The Occupy Wall Street movement, which has now well and truly gone global, has been criticised for its lack of a coherent message, above and beyond a collective railing at the unfairness of it all.

The same has been said of the small offshoot movement here in Australia, which turned out in numbers of around 600 and 500 in Sydney and Melbourne respectively over the weekend. Critics have questioned the need for such a movement in a country whose economy bears no similarity to the US and Europe.

Business Insider has helpfully graphed the many legitimate gripes at the heart of the US Occupy movement, starting with unemployment:

Yes, comparatively our unemployment rate would make the US weep with envy. But we are not immune to the gripes.
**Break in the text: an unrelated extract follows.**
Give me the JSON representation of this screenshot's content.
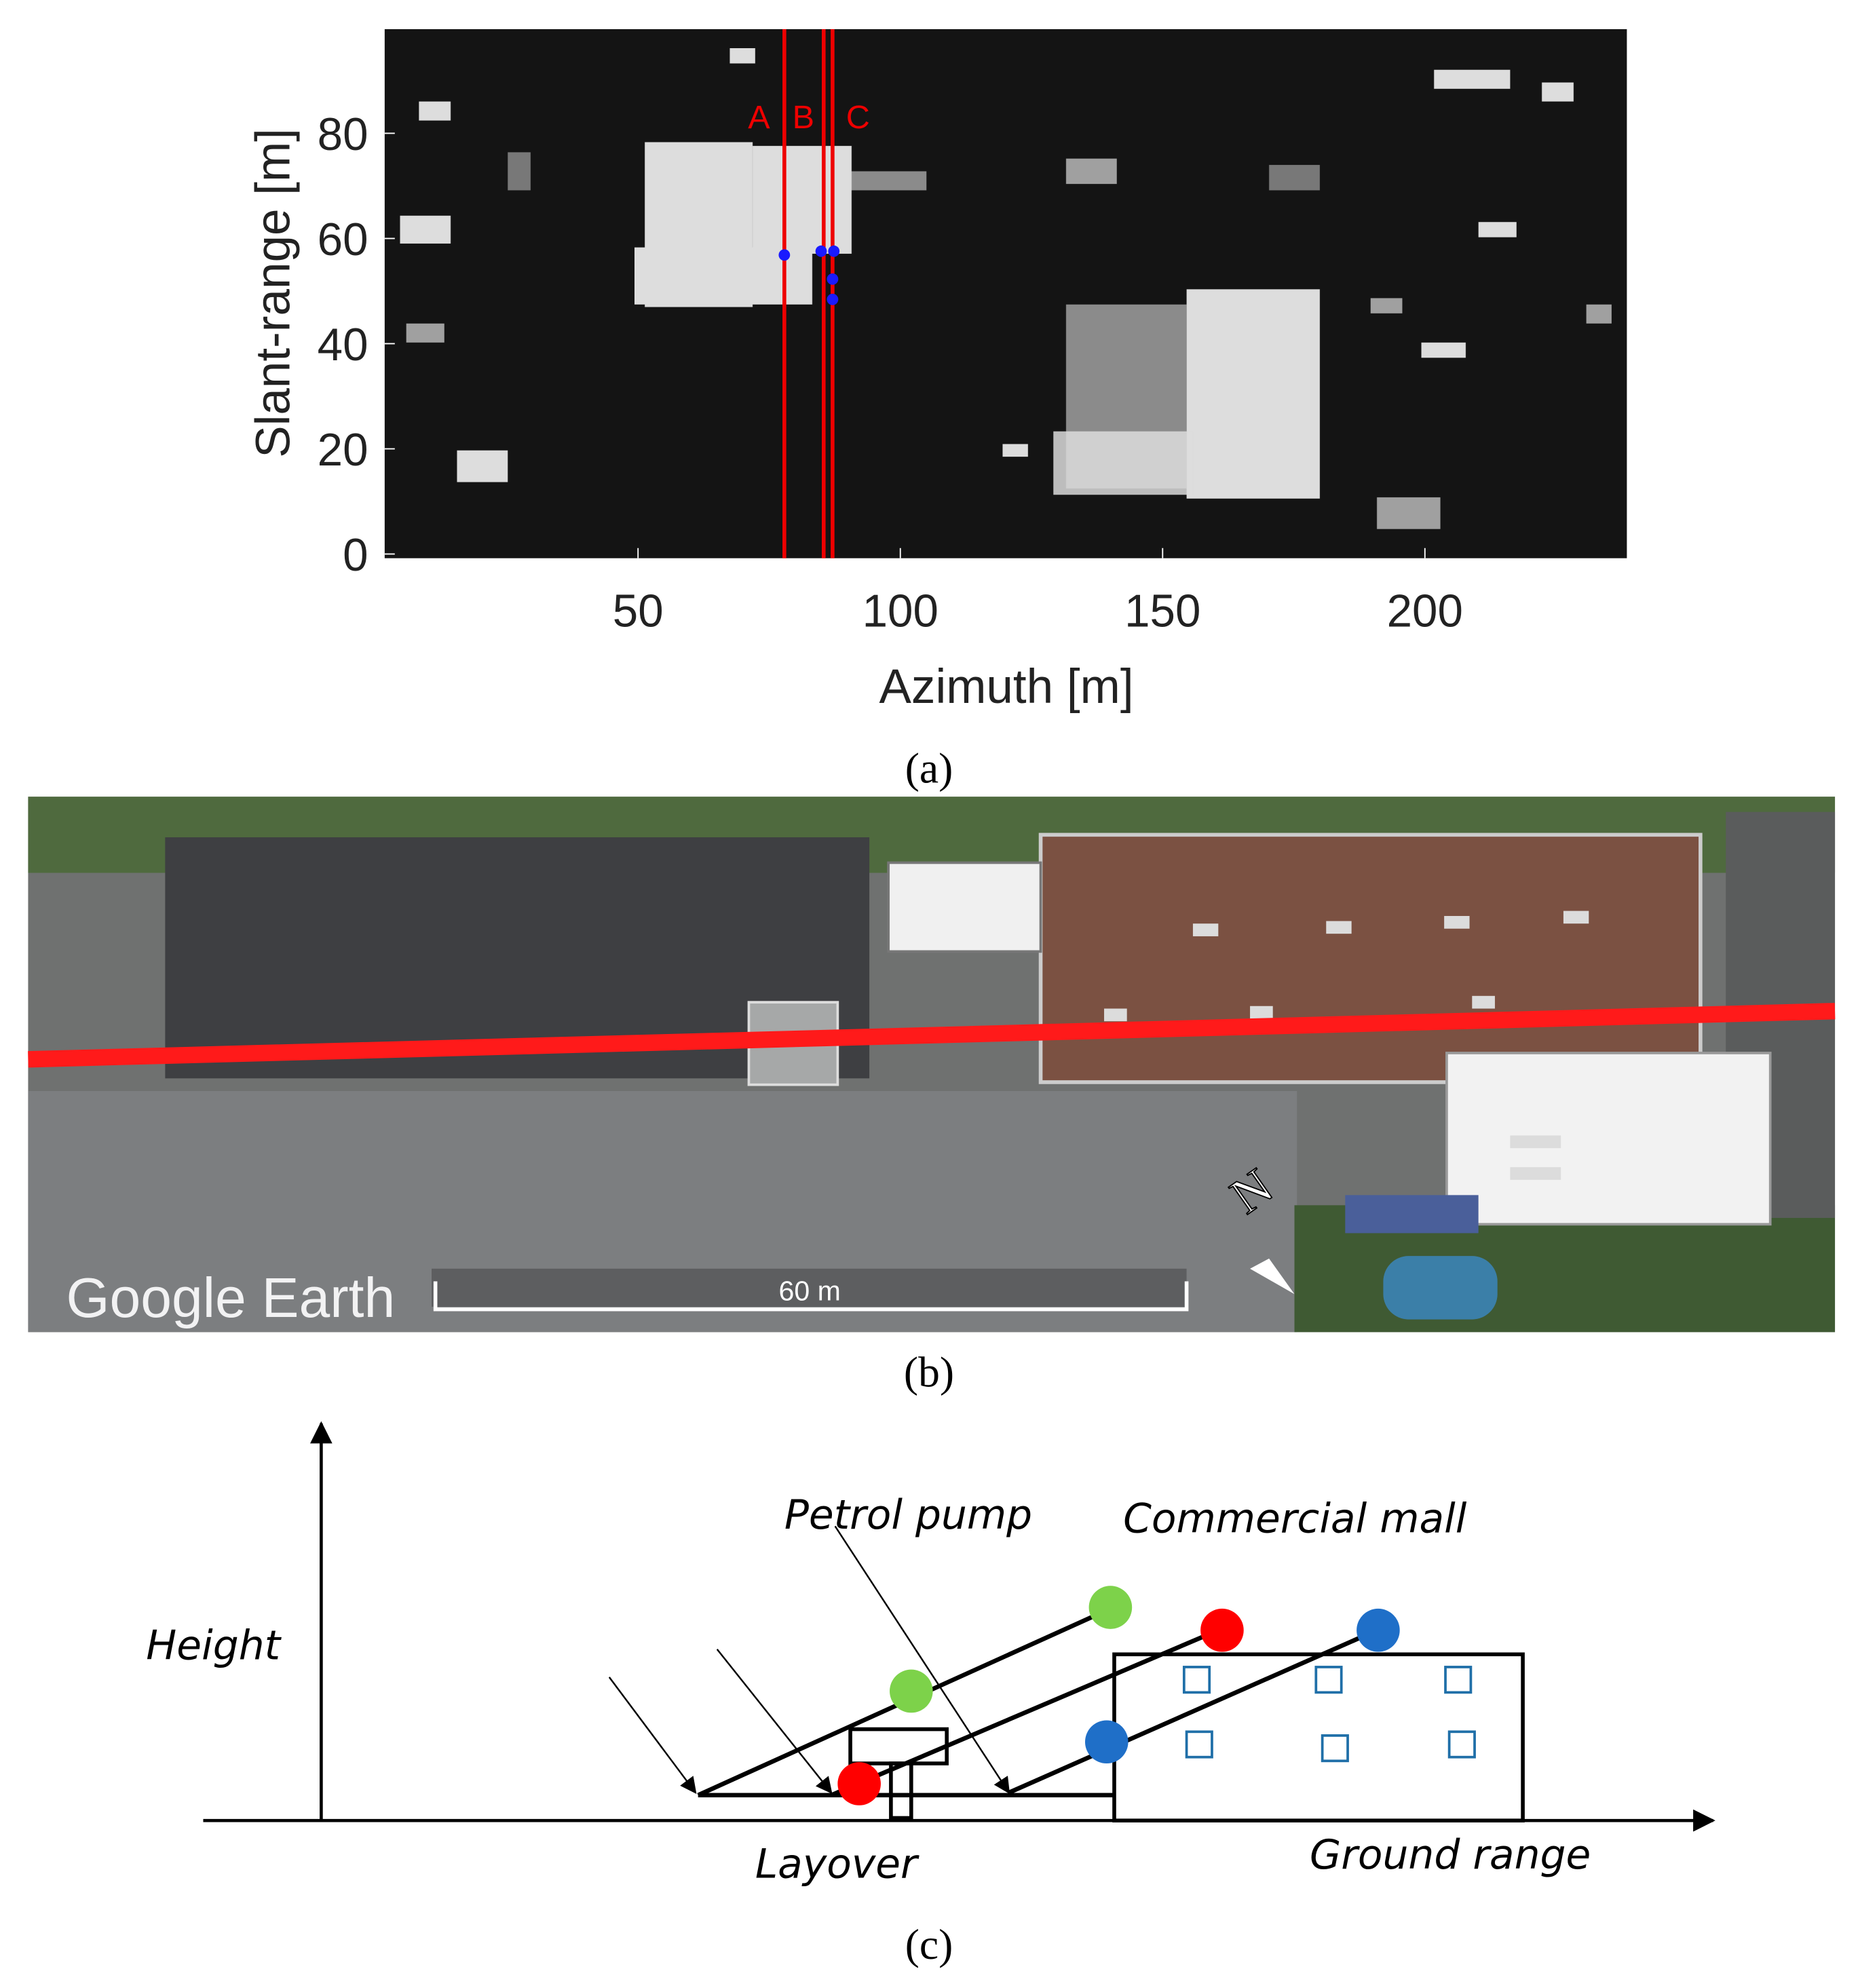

In his “Mind the Gap” piece for Inside Story published in May, economist and Labor MP Andrew Leigh wrote about the widening chasm between the haves and have nots in this country. Leigh cited research co-authored with Oxford’s Tony Atkinson, while he was an economics professor at the Australian National University, which examined how the income share of top income groups in Australia had changed, extending back to the 1920s:

In 1921 the top 1% of Australians had 12% of all household income. Then we saw a compression: the top earners’ income share steadily dropped until 1980, by which time that group had about 5% of all national income. Then we saw a rise again, and by 2007 the top 1% had 10% of household income, double the share in 1980.

We see an even starker pattern if we look at the top 0.1% — the richest 1/1000th of Australian adults. In 2007, members of this group were earning at least $693,000, and their income share of the Australian pie followed a similar trajectory. In 1921, they had 4% of all household income. That fell by 1980 to 1%, and then rose again so that, by 2007, the richest 1/1000th of all Australians again had 4% of household income.

The protesters here may not been driven by their own desperate circumstances the way protesters in the US and Europe are, but that doesn’t mean they don’t have legitimate questions to scrawl on their placards.